Thursday, January 21, 2021

Need to think, do and explore

 I haven't done much today, its noon and I've finally showered and gotten dressed for the day.  I had been at home since last Friday after Sara and I had returned from my mom's house until yesterday.  Tuesday I was going to go to town to get out of the house and do a few errands but it snowed real bad and the roads were a mess.  It was nice to get out yesterday, Sara and I enjoyed lunch out together.  Today I'm finding myself restless again, the house is quite and I can't figure out what to do with myself or an excuse to use gas to drive into town today.  

I have done some yoga this morning, I enjoyed that.  I think I'm finally going to discover a few yoga shows on you tube that I will like.  I enjoyed a yogurt parfait for breakfast with my coffee. I wrote in my journal and read my devotional.  Now I'm stuck! Stuck in my thoughts trying to figure out what I want to do and look for in my next job. Kevin replied to my email, we have gone back and forth as he has been helping me with my resume.  He asked me what kind of job do I want.  That is a very hard question, I replied back to him but it was a bunch of babble so I'm sure it didn't help.

I find myself telling myself to enjoy the silence of being at home, tune in to myself as I explore yoga.  Sit and reflect on goals and habits that are good and that I'd like to add to my life. But instead I find myself struggling with lets go to town or what am I going to do for dinner!

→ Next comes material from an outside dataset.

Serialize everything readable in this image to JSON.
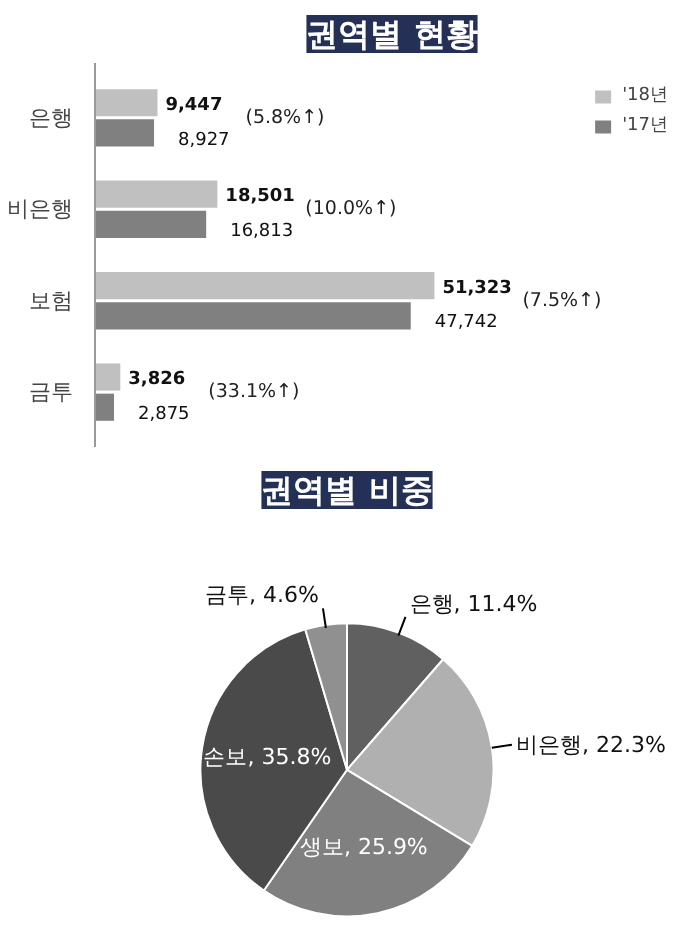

I'm a little frustrated and want to just avoid and sit around not doing much but what will that do! It will put me in an unsatisfied funk and that is not a place I enjoy dwelling in for any length of time.

I'm back. I left for a couple of hours. In those hours I ate lunch and researched and watched some videos on you tube about different styles of yoga. I think I have decided to start doing some restorative yoga, it will be gentle and slow to try and then build my way up to another form of yoga for strength and other areas. I've also been fighting the idea of laying down and taking a nap.  I need to get the kitchen cleaned up so I can cook breakfast for dinner tonight.  

I have thought more about the suggestions from Kevin and plan on working on it more tomorrow.  I'm feeling a little more motivated and maybe a little encouraged to believe in myself again and what all I can do and have to offer a new employer.

I'm discovering that at times I need to step away and move my thoughts to something for a short time, or go have a quite moment to clear my head and possibly a moment to take a few deep breathes and maybe a few soft yoga movements to help regroup to be ready to continue what I was doing.  Its one thing to be able to do all that being home but how can I incorporate a few tiny moments like that when I start a new job and working all the time?



Thursday, January 7, 2021

 Today I sit here at my table at home.  The house is quite. Sara is still sleeping, she doesn't have to go into work until 1:00 p.m. Ben and Susan are at work.  I was terminated with my job on Dec. 21st.  I sit here unemployed.  I don't like the feeling at all, its scary and nerve racking actually.  I did file for unemployment and I believe that will start on Monday.  I decided to look up my blog that I wrote on for so many years.  Last year in January on the 4th I said good-bye to all and turned it off from the world to view.  I have not written on it since that day.  I have missed it at times but not really either.  But for whatever reason I viewed it today and read my last post.  Apparently I needed to read my words from a year ago, they are what I needed today.  Its funny how that works, well not really, its a God thing!  So grateful that I don't try to do life without him. My fingers and hands hurt more when I write in my journal, I can't write as long as I'd like to at times.  I may start writing on my blog again so I can type out my thoughts.  I have found out that I have developed osteoarthritis in my knees and I'm sure in my hands as well.   I know I will continue to keep my written journal but maybe I will come back here at times.